There was a time once when a gas-guzzling, full-size, American luxury SUV would have looked out of place on a European street. Today, a Cadillac Escalade no longer looks so incongruous in Europe. No, it’s not because its dimensions have gotten more manageable or its styling more international. Instead, the European automakers have caught up.

If you want a truck that makes a visual statement, the Mercedes G-Class is as popular with wealthy Europeans as it is with wealthy Americans and Australians. And it actually has had even sillier engine options available, like the 6.0 twin-turbo V12 in the outgoing model. Mercedes-AMG actually put a V12 engine, producing 621 hp and 738 ft-lbs, in a 1979-vintage, boxy, body-on-frame SUV originally developed for the military. Against that, an Escalade seems almost sensible.

Then there are the big, modern German SUVs like the Mercedes-Benz GLS-Class. That three-row SUV is as long as a regular-length Escalade and offers two different twin-turbo V8 engines as options. There’s a new, big BMW on the way – the three-row X7 – which is as large as the GLS. And don’t forget the glut of other large, luxury SUVs like the Bentley Bentayga and Rolls-Royce Cullinan.

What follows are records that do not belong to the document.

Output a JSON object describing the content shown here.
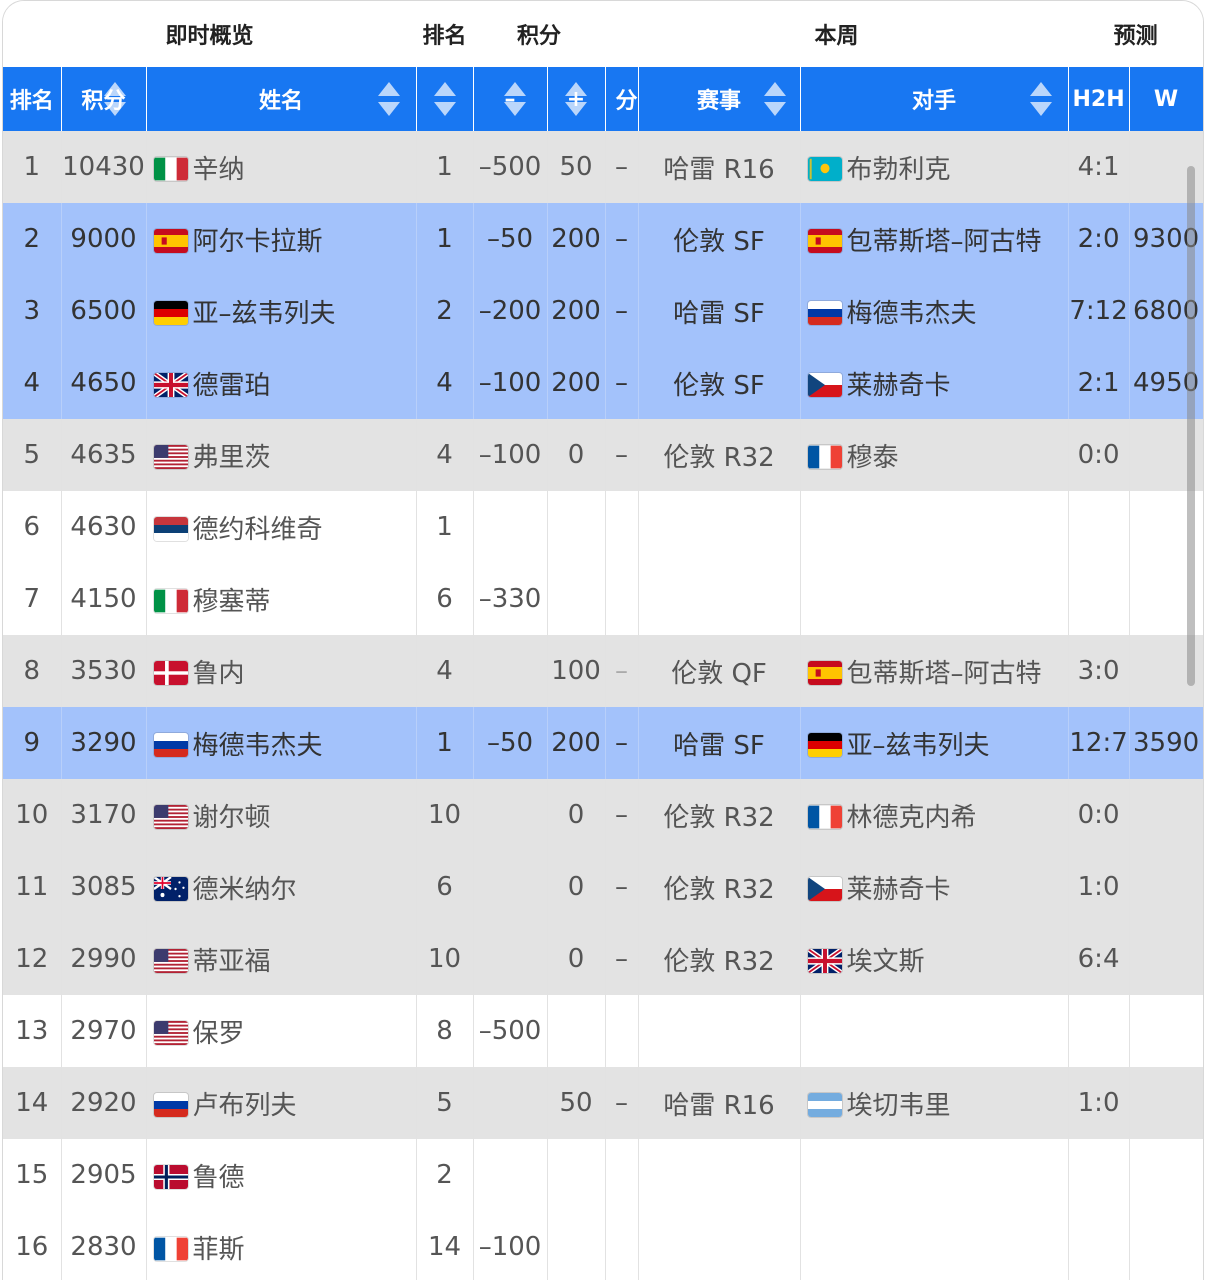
{
  "group_headers": {
    "overview": "即时概览",
    "rank": "排名",
    "points": "积分",
    "week": "本周",
    "forecast": "预测"
  },
  "columns": {
    "rank": "排名",
    "points": "积分",
    "name": "姓名",
    "rank_change": "",
    "minus": "–",
    "plus": "+",
    "fen": "分",
    "event": "赛事",
    "opponent": "对手",
    "h2h": "H2H",
    "w": "W"
  },
  "flags": {
    "it": {
      "type": "v",
      "colors": [
        "#009246",
        "#ffffff",
        "#ce2b37"
      ]
    },
    "es": {
      "type": "es",
      "colors": [
        "#c60b1e",
        "#ffc400"
      ]
    },
    "de": {
      "type": "h",
      "colors": [
        "#000000",
        "#dd0000",
        "#ffce00"
      ]
    },
    "ru": {
      "type": "h",
      "colors": [
        "#ffffff",
        "#0039a6",
        "#d52b1e"
      ]
    },
    "fr": {
      "type": "v",
      "colors": [
        "#0055a4",
        "#ffffff",
        "#ef4135"
      ]
    },
    "rs": {
      "type": "h",
      "colors": [
        "#c6363c",
        "#0c4076",
        "#ffffff"
      ]
    },
    "us": {
      "type": "us",
      "colors": [
        "#b22234",
        "#ffffff",
        "#3c3b6e"
      ]
    },
    "gb": {
      "type": "gb",
      "colors": [
        "#012169",
        "#ffffff",
        "#c8102e"
      ]
    },
    "cz": {
      "type": "cz",
      "colors": [
        "#ffffff",
        "#d7141a",
        "#11457e"
      ]
    },
    "kz": {
      "type": "kz",
      "colors": [
        "#00afca",
        "#fec50c"
      ]
    },
    "dk": {
      "type": "nordic",
      "colors": [
        "#c8102e",
        "#ffffff"
      ]
    },
    "no": {
      "type": "nordic2",
      "colors": [
        "#ba0c2f",
        "#ffffff",
        "#00205b"
      ]
    },
    "au": {
      "type": "au",
      "colors": [
        "#012169",
        "#ffffff",
        "#e4002b"
      ]
    },
    "ar": {
      "type": "h",
      "colors": [
        "#74acdf",
        "#ffffff",
        "#74acdf"
      ]
    }
  },
  "rows": [
    {
      "style": "g",
      "rank": "1",
      "points": "10430",
      "flag": "it",
      "name": "辛纳",
      "rank_change": "1",
      "minus": "–500",
      "plus": "50",
      "fen": "–",
      "event": "哈雷 R16",
      "opp_flag": "kz",
      "opponent": "布勃利克",
      "h2h": "4:1",
      "w": ""
    },
    {
      "style": "b",
      "rank": "2",
      "points": "9000",
      "flag": "es",
      "name": "阿尔卡拉斯",
      "rank_change": "1",
      "minus": "–50",
      "plus": "200",
      "fen": "–",
      "event": "伦敦 SF",
      "opp_flag": "es",
      "opponent": "包蒂斯塔–阿古特",
      "h2h": "2:0",
      "w": "9300"
    },
    {
      "style": "b",
      "rank": "3",
      "points": "6500",
      "flag": "de",
      "name": "亚–兹韦列夫",
      "rank_change": "2",
      "minus": "–200",
      "plus": "200",
      "fen": "–",
      "event": "哈雷 SF",
      "opp_flag": "ru",
      "opponent": "梅德韦杰夫",
      "h2h": "7:12",
      "w": "6800"
    },
    {
      "style": "b",
      "rank": "4",
      "points": "4650",
      "flag": "gb",
      "name": "德雷珀",
      "rank_change": "4",
      "minus": "–100",
      "plus": "200",
      "fen": "–",
      "event": "伦敦 SF",
      "opp_flag": "cz",
      "opponent": "莱赫奇卡",
      "h2h": "2:1",
      "w": "4950"
    },
    {
      "style": "g",
      "rank": "5",
      "points": "4635",
      "flag": "us",
      "name": "弗里茨",
      "rank_change": "4",
      "minus": "–100",
      "plus": "0",
      "fen": "–",
      "event": "伦敦 R32",
      "opp_flag": "fr",
      "opponent": "穆泰",
      "h2h": "0:0",
      "w": ""
    },
    {
      "style": "w",
      "rank": "6",
      "points": "4630",
      "flag": "rs",
      "name": "德约科维奇",
      "rank_change": "1",
      "minus": "",
      "plus": "",
      "fen": "",
      "event": "",
      "opp_flag": "",
      "opponent": "",
      "h2h": "",
      "w": ""
    },
    {
      "style": "w",
      "rank": "7",
      "points": "4150",
      "flag": "it",
      "name": "穆塞蒂",
      "rank_change": "6",
      "minus": "–330",
      "plus": "",
      "fen": "",
      "event": "",
      "opp_flag": "",
      "opponent": "",
      "h2h": "",
      "w": ""
    },
    {
      "style": "g",
      "rank": "8",
      "points": "3530",
      "flag": "dk",
      "name": "鲁内",
      "rank_change": "4",
      "minus": "",
      "plus": "100",
      "fen": "–",
      "event": "伦敦 QF",
      "opp_flag": "es",
      "opponent": "包蒂斯塔–阿古特",
      "h2h": "3:0",
      "w": ""
    },
    {
      "style": "b",
      "rank": "9",
      "points": "3290",
      "flag": "ru",
      "name": "梅德韦杰夫",
      "rank_change": "1",
      "minus": "–50",
      "plus": "200",
      "fen": "–",
      "event": "哈雷 SF",
      "opp_flag": "de",
      "opponent": "亚–兹韦列夫",
      "h2h": "12:7",
      "w": "3590"
    },
    {
      "style": "g",
      "rank": "10",
      "points": "3170",
      "flag": "us",
      "name": "谢尔顿",
      "rank_change": "10",
      "minus": "",
      "plus": "0",
      "fen": "–",
      "event": "伦敦 R32",
      "opp_flag": "fr",
      "opponent": "林德克内希",
      "h2h": "0:0",
      "w": ""
    },
    {
      "style": "g",
      "rank": "11",
      "points": "3085",
      "flag": "au",
      "name": "德米纳尔",
      "rank_change": "6",
      "minus": "",
      "plus": "0",
      "fen": "–",
      "event": "伦敦 R32",
      "opp_flag": "cz",
      "opponent": "莱赫奇卡",
      "h2h": "1:0",
      "w": ""
    },
    {
      "style": "g",
      "rank": "12",
      "points": "2990",
      "flag": "us",
      "name": "蒂亚福",
      "rank_change": "10",
      "minus": "",
      "plus": "0",
      "fen": "–",
      "event": "伦敦 R32",
      "opp_flag": "gb",
      "opponent": "埃文斯",
      "h2h": "6:4",
      "w": ""
    },
    {
      "style": "w",
      "rank": "13",
      "points": "2970",
      "flag": "us",
      "name": "保罗",
      "rank_change": "8",
      "minus": "–500",
      "plus": "",
      "fen": "",
      "event": "",
      "opp_flag": "",
      "opponent": "",
      "h2h": "",
      "w": ""
    },
    {
      "style": "g",
      "rank": "14",
      "points": "2920",
      "flag": "ru",
      "name": "卢布列夫",
      "rank_change": "5",
      "minus": "",
      "plus": "50",
      "fen": "–",
      "event": "哈雷 R16",
      "opp_flag": "ar",
      "opponent": "埃切韦里",
      "h2h": "1:0",
      "w": ""
    },
    {
      "style": "w",
      "rank": "15",
      "points": "2905",
      "flag": "no",
      "name": "鲁德",
      "rank_change": "2",
      "minus": "",
      "plus": "",
      "fen": "",
      "event": "",
      "opp_flag": "",
      "opponent": "",
      "h2h": "",
      "w": ""
    },
    {
      "style": "w",
      "rank": "16",
      "points": "2830",
      "flag": "fr",
      "name": "菲斯",
      "rank_change": "14",
      "minus": "–100",
      "plus": "",
      "fen": "",
      "event": "",
      "opp_flag": "",
      "opponent": "",
      "h2h": "",
      "w": ""
    }
  ]
}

So no, an Escalade doesn’t exactly stick out like a sore thumb in Europe nowadays. Americans may have popularized the luxury SUV (along with the Brits) but the rest of the world is now on the bandwagon. Or band-SUV, if you will.

Third-generation Escalades photographed in Old Town Prague, Czechia; fourth-generation Escalade photographed in Potsdam, Germany.